A direção de arte – reproduzindo as armadilhas estéticas da década de 1960, misturando a Londres e a cultura indiana local – é impressionante. Tudo, desde a comida até os móveis, é pensado pensando no calor e na doçura. A paleta é de tons quentes, com destaques amarelos realçando os tons suaves de terra do cenário. Rosa, lilás, bege, amarelo, verde, dourado e roxo juntos criam um paraíso idílico, o mundo natural de Riverdale, seu amado parque na praça central e as pessoas que o sustentam. Isto contrasta com o mundo do Sr. Lodge e dos seus comparsas corporativos – um mundo sem cor, sem tons de terra, e afastado do mundo exterior e da comunidade.

Riverdale é, em sua essência, uma comunidade em sintonia com seu entorno natural. O belo parque que serve como praça da cidade de Riverdale é o centro da comunidade e do conflito. Outro tema recorrente é a modernização, ou, mais precisamente, a mercantilização e a comercialização. As pequenas empresas são ameaçadas ou destruídas ao longo desta história, colocando as corporações e as grandes empresas, com os seus preços e rendas crescentes, contra as pessoas comuns – incluindo o salão de cabeleireiro local, o café e a livraria, propriedade do pai de Betty – em alguns casos. das sequências mais comoventes desta história otimista. Os almoços padronizados substituem as refeições personalizadas, enquanto as pequenas empresas são ultrapassadas pelas cadeias – um bom comentário sobre a conformidade em massa e a corporatização da vida quotidiana – algo novo nos anos 60, mas difundido e dado como certo nos dias de hoje. O atrito entre a vida na pequena cidade e a ambição externa também está presente neste filme. Archie deseja estudar na Inglaterra, enquanto Ethel, uma futura cabeleireira, se sente atraída por um emprego mais lucrativo no novo, brilhante e moderno salão.

Embora seja um escapismo nostálgico e um colírio para os olhos na superfície, The Archies apresenta uma mensagem mais sutil, mais profunda e mais bela, madura para um mundo assolado por uma epidemia de isolamento e solidão que dura há décadas e agora emergindo das consequências da pandemia, da crise social. distanciamento e controle corporativo. The Archies é uma história sobre comunidade. É a celebração de uma vida simples, onde as relações interpessoais próximas são fundamentais e o respeito pela casa e pelo ambiente é essencial. É uma celebração da provincialização radical e da ideia de apoiar o trabalho, a subsistência, o artesanato e os negócios das pessoas da sua localidade. Embora possam já não ser os anos 60, é difícil negar o apelo crescente desta tendência, tanto na vida real como na ficção, especialmente com o aumento do sentimento anti-corporativo no actual zeitgeist.
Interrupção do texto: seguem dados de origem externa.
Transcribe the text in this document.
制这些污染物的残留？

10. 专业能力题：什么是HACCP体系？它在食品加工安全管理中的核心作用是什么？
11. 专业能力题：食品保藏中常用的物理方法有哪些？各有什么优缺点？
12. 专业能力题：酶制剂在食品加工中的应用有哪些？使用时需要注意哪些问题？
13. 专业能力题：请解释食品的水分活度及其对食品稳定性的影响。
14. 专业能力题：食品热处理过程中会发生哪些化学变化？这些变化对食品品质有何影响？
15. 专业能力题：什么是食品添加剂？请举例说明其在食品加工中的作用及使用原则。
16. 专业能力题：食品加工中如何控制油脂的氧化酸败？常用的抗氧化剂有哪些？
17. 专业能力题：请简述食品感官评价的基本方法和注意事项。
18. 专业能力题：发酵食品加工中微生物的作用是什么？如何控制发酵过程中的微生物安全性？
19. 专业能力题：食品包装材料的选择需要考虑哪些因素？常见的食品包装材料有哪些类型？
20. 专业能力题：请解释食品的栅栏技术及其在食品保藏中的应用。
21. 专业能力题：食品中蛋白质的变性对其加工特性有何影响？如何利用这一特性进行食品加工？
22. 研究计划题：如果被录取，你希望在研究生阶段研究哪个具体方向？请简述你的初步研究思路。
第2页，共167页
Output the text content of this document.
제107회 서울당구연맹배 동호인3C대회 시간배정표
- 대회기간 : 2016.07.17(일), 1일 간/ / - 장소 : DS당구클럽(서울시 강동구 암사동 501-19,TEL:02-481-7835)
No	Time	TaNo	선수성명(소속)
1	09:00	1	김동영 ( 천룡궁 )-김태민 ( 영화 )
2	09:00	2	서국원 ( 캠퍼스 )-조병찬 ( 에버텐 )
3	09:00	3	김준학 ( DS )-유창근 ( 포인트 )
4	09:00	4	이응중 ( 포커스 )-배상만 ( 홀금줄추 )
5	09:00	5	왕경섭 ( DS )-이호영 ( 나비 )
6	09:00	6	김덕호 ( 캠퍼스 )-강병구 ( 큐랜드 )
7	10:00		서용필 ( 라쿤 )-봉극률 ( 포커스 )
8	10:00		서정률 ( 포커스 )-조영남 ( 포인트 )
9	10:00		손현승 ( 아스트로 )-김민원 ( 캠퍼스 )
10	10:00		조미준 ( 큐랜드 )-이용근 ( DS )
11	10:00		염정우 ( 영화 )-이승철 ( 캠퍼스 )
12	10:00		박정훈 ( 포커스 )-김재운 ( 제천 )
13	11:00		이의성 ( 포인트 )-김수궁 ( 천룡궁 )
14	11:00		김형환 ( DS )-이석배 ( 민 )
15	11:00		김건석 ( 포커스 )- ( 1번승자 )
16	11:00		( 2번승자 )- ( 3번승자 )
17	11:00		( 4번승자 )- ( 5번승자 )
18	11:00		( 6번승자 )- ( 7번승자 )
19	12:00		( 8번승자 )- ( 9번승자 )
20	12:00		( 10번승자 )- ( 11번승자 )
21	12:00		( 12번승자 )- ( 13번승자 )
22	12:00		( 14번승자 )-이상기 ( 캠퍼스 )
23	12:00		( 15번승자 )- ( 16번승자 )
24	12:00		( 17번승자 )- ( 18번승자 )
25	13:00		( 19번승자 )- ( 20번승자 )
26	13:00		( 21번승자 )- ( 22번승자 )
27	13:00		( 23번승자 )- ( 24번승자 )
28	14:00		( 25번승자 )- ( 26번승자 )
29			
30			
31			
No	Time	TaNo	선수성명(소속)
The Archies é uma celebração da conexão pessoal e do lar e uma acusação de conformidade e da insensibilidade anti-social e impessoal da ganância corporativa. É também um potencial criador de tendências entre muitos filmes pioneiros em uma abordagem nova e aspiracional aos ideais do cinema.

Os Arquies

Ambientado na Índia dos anos 1960, Archie e sua turma navegam pelo romance, pela amizade e pelo futuro de Riverdale enquanto os desenvolvedores ameaçam destruir um parque adorado.

Data de lançamento 7 de dezembro de 2023

Tempo de execução 2 horas e 21 minutos

Gênero Principal Comédia

Escritoras Farhan Aktar

Produtor Sharad Devarajan, Jon Goldwater, Zoya Akhtar, Reema Kagti

Companhia de produção Publicações Archie Comics, Excel Entertainment, Graphic India

The Archies agora está transmitindo na Netflix.